Provider Reimbursement: One part of the medical malpractice problem is the inability of physicians to pass on any increased costs because of static reimbursement from health care plans and the Medical Assistance Program. Particularly hard hit have been obstetricians and trauma centers. The Governor is asking the General Assembly to:
— Increase the Medicaid reimbursement to obstetricians for delivering babies from $1,000 to $1,500.
— Provide $25 million a year in additional funds to Pennsylvania’s trauma centers.
— Require the Department of Health to review the way managed care plans set reimbursement rates to determine if they factor in adverse economic influences, such as the increases in medical malpractice insurance costs.

“Because of the length of time it takes lawsuits to move through the legal system, it will take a few years before the comprehensive reforms of 2002 and 2003 will translate into greater availability and affordability of medical malpractice insurance,” the bulletin continued. “Because of that, the Governor is proposing immediate financial relief for Pennsylvania’s physicians.”

It indicated that “The only piece of the dramatic increases in premium costs that the State has any control over is the MCARE premium — the $500,000 to $1 million worth of insurance coverage physicians buy from the state fund,” and the Governor’s plan described the following action to address the problem: “The four specialists with the highest malpractice costs (practicing surgeons, obstetricians, orthopedic surgeons and neurosurgeons), the state will pay all of their MCARE assessment and 50 percent for all other physicians. This means for some physicians their total malpractice insurance costs will be less than they paid last year, and some physicians will be paying total malpractice costs below the national average. This 100% and 50% abatement will continue at the same level for at least three years (2003-2005).”

The bulletin noted that “Governor Rendell said he has discussed the MCARE assessment with legislative leadership and will work with the General Assembly throughout the budget process to make the final decisions on the long-term funding which will pay the cost of the abatement.”

“To significantly impact our current medical malpractice situation, we will need the support of the General Assembly, the Pennsylvania Supreme Court, state government, the hospitals, the physicians, insurance companies, the Patient Safety Authority, and the PHC4 to take the actions proposed in my plan,” Governor Rendell stressed. “If we all do our part, we can make Pennsylvania’s hospitals the safest in the country and reduce the medical malpractice burden on our physicians, hospitals and nursing homes.”

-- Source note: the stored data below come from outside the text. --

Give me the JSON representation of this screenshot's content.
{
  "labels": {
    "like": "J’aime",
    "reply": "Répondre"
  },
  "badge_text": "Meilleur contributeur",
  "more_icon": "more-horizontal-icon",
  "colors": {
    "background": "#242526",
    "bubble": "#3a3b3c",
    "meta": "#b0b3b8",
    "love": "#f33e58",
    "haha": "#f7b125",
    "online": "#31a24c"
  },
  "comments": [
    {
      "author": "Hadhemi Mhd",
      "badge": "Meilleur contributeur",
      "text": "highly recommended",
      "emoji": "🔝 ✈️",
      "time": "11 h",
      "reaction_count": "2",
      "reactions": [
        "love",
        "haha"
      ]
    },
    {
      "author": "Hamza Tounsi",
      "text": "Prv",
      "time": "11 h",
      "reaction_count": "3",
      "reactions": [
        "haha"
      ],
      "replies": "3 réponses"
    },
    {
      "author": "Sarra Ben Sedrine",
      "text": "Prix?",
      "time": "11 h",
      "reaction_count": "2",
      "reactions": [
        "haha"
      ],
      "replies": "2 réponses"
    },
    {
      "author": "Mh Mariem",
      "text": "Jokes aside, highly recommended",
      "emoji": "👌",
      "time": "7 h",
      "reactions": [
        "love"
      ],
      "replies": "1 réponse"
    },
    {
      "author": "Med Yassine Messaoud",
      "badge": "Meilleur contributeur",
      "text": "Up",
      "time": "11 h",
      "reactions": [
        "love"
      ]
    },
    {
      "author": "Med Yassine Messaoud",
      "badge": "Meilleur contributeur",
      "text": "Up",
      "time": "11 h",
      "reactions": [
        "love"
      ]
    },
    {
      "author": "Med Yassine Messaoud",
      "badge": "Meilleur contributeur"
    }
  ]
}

Complete information on the Governor’s proposals is available at the Governor’s Office of Health Care Reform’s Website at

Responding to the Governor’s proposals, Hospital & Healthsystem Association of Pennsylvania (HAP) President and CEO Carolyn F. Scanlan stated: “The plan released today adds the Governor’s voice to the ongoing debate over medical liability reform in Pennsylvania. We hope that the Governor and the General Assembly will work toward providing Pennsylvania’s hospitals with meaningful short-term economic relief and long-term reforms-including a constitutional amendment that would allow Pennsylvania’s voters to decide on reasonable limits on non-economic damages – in time for the summer legislative recess.”